Rabies: What You Need to Know!

I know what you’re thinking, my cat only goes out onto my balcony or into my backyard so she’s not at risk for rabies. Wild animals with rabies do not behave normally, though. Normally nocturnal animals such as bats and racoons may be out during the day and fly onto your balcony or come into your yard.

Now don’t worry, rabid racoons and skunks do not gain flight but they may be out during the day and go where they may not normally. In the last year, we have seen an increase of rabid positive animals in Alberta. This means a higher risk for not only our pets but for us as well. The big concern with rabies is the fact that once clinical signs are present it is almost always fatal, and testing for Rabies can only be done on the brain after death. Luckily there is a vaccine.

Bats, skunks, foxes and racoons are of the main concern for transmitting rabies in Canada but it can infect any mammal. So how do you tell if an animal has rabies? Their behaviour changes suddenly. This means wild animals not being so wild or domestic animals becoming wilder. Animals can lose their fear of humans, become aggressive, and be active in the day when they are normally nocturnal. There are two forms in which rabies presents, a furious form and a paralytic form. The furious form is the typical symptoms that you think of when someone mentions rabies, a crazy mad dog foaming at the mouth. A sweet friendly dog can become irritable and aggressive very quickly. Aggression soon leads to seizures, paralysis and then death. The paralytic form is often overlooked as rabies by owners. Paralysis starts in the jaw and throat and the animal is unable to swallow causing excessive salivation. You think oh no Fluffy has something caught in her throat and you put your hand in her mouth trying to locate the blockage but you don’t find anything. With this form the animal usually doesn’t become aggressive and bite but it’s not the bite that we are worried about. It is the Saliva. If there is a small cut on your skin and you get the contaminated saliva in the cut, now been exposed to rabies without even knowing it.

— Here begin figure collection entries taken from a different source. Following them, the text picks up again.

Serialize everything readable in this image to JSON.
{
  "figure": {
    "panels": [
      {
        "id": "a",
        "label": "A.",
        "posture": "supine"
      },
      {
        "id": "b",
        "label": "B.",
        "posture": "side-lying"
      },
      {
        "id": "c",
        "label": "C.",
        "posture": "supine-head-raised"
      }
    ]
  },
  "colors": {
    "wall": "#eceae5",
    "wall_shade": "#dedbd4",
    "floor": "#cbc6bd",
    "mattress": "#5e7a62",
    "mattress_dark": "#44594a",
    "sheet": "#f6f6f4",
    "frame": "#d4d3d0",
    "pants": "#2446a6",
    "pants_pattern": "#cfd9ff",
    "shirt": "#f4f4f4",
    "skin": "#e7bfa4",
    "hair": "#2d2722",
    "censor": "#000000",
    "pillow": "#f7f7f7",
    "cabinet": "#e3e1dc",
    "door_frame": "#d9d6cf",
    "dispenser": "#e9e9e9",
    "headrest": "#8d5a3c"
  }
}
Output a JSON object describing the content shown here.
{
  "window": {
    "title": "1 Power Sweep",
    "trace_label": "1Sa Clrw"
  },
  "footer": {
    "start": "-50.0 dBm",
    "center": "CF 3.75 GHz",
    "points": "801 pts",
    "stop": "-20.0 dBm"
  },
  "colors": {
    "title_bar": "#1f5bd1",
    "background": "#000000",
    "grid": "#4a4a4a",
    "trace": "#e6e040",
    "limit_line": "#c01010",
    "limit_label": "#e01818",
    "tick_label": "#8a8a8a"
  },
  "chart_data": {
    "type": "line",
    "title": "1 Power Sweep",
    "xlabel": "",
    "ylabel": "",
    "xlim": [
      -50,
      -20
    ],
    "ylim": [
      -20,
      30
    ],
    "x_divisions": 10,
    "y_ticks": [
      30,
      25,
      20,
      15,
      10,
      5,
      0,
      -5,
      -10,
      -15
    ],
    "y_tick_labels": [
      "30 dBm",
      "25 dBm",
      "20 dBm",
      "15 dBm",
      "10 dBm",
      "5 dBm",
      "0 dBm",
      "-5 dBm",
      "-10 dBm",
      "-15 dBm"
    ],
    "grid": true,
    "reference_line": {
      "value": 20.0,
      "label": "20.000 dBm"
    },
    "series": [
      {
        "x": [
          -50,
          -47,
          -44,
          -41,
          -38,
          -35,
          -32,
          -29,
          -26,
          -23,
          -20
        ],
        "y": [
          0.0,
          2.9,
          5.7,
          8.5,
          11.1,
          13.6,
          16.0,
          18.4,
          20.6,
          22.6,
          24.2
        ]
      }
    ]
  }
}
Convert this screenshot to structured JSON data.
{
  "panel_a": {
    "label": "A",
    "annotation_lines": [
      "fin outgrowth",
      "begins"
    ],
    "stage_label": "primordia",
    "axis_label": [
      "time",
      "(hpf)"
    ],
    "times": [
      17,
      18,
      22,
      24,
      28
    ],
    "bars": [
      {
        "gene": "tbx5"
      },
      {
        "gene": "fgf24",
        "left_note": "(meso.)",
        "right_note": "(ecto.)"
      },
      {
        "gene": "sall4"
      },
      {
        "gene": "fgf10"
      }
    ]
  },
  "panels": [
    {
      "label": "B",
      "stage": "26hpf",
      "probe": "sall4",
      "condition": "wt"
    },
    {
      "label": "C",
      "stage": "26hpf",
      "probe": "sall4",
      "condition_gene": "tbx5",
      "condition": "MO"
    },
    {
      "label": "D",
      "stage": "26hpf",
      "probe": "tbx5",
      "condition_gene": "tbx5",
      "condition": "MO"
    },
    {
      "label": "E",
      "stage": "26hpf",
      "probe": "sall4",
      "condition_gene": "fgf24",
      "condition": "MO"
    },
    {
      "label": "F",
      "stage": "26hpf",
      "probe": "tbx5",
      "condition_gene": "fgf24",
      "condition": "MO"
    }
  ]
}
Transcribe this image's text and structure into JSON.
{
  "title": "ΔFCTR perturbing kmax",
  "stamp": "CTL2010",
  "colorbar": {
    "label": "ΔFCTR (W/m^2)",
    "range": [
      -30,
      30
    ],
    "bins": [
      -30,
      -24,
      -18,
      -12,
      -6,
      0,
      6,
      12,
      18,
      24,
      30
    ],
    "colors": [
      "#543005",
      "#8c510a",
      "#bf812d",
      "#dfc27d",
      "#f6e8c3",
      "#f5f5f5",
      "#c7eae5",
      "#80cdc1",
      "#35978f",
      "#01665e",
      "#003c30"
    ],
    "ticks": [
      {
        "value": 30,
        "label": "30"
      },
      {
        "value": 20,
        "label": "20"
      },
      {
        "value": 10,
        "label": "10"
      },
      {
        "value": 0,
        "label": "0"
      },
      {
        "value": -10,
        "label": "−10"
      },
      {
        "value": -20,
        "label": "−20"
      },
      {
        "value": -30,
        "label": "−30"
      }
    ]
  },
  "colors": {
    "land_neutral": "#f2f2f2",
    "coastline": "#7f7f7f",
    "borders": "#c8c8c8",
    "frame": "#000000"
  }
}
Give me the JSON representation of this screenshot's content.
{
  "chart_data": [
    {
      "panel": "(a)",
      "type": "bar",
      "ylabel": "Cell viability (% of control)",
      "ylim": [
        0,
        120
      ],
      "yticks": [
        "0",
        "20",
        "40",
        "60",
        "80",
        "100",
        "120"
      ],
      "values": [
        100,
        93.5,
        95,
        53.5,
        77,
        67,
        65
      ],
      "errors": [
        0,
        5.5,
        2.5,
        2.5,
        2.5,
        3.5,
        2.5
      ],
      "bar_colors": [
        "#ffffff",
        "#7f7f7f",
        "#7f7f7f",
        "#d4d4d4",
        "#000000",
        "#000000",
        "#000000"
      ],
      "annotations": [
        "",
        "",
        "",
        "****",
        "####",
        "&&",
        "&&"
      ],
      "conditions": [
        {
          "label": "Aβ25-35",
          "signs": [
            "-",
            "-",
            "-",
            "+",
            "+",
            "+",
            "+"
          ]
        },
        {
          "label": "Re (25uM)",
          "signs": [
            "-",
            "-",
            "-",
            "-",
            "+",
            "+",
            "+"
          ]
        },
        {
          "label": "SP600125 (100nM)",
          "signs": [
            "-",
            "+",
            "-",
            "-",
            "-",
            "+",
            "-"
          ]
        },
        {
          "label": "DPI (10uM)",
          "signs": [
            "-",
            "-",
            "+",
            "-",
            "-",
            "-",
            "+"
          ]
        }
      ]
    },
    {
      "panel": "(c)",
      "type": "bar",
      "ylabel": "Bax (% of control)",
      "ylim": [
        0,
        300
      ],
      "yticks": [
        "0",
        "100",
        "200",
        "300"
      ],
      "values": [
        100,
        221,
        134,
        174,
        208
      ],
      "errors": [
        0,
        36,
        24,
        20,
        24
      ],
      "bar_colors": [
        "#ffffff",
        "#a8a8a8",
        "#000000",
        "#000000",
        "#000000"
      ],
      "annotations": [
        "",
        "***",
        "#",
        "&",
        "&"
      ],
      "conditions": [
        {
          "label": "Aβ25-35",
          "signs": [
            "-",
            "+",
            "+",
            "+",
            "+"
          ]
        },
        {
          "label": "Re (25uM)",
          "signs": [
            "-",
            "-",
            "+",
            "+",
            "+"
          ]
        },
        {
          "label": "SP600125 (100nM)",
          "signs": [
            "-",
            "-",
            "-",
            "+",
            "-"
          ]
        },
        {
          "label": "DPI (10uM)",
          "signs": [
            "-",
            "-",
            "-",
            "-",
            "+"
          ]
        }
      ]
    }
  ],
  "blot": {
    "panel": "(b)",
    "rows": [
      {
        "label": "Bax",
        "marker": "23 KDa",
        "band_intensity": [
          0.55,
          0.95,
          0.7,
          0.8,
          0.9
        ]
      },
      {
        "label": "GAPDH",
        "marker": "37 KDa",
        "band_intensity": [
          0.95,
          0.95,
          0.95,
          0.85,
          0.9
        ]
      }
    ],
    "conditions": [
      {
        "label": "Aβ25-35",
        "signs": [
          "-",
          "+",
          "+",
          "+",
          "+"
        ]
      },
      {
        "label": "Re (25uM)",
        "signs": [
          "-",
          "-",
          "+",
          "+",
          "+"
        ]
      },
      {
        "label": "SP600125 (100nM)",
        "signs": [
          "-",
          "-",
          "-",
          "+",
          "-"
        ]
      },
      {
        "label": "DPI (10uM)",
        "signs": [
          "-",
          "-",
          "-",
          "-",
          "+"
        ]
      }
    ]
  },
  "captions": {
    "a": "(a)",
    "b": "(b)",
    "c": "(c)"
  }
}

This all sounds quite frightening and to some extent, it should be as rabies is a very serious infectious disease but it is preventable. First, ensure that your pets are vaccinated. Second if you ever find an animal acting in a bizarre manner or being aggressive treat it with extreme caution. If you ever find your cat or dog playing with a bat, dead or alive, safely box it up, ensuring you do not touch it with your bare hands and then take it to your local veterinary clinic so that it can be submitted and tested for rabies. If your animal ever appears to be choking you should quickly put on rubber gloves before diving into their mouth. If it turned out to be rabies this would protect you from the infected saliva and if it wasn’t then you don’t have dog slobber all over your hands! If you are ever unsure what to do give your veterinary clinic or local animal control a call.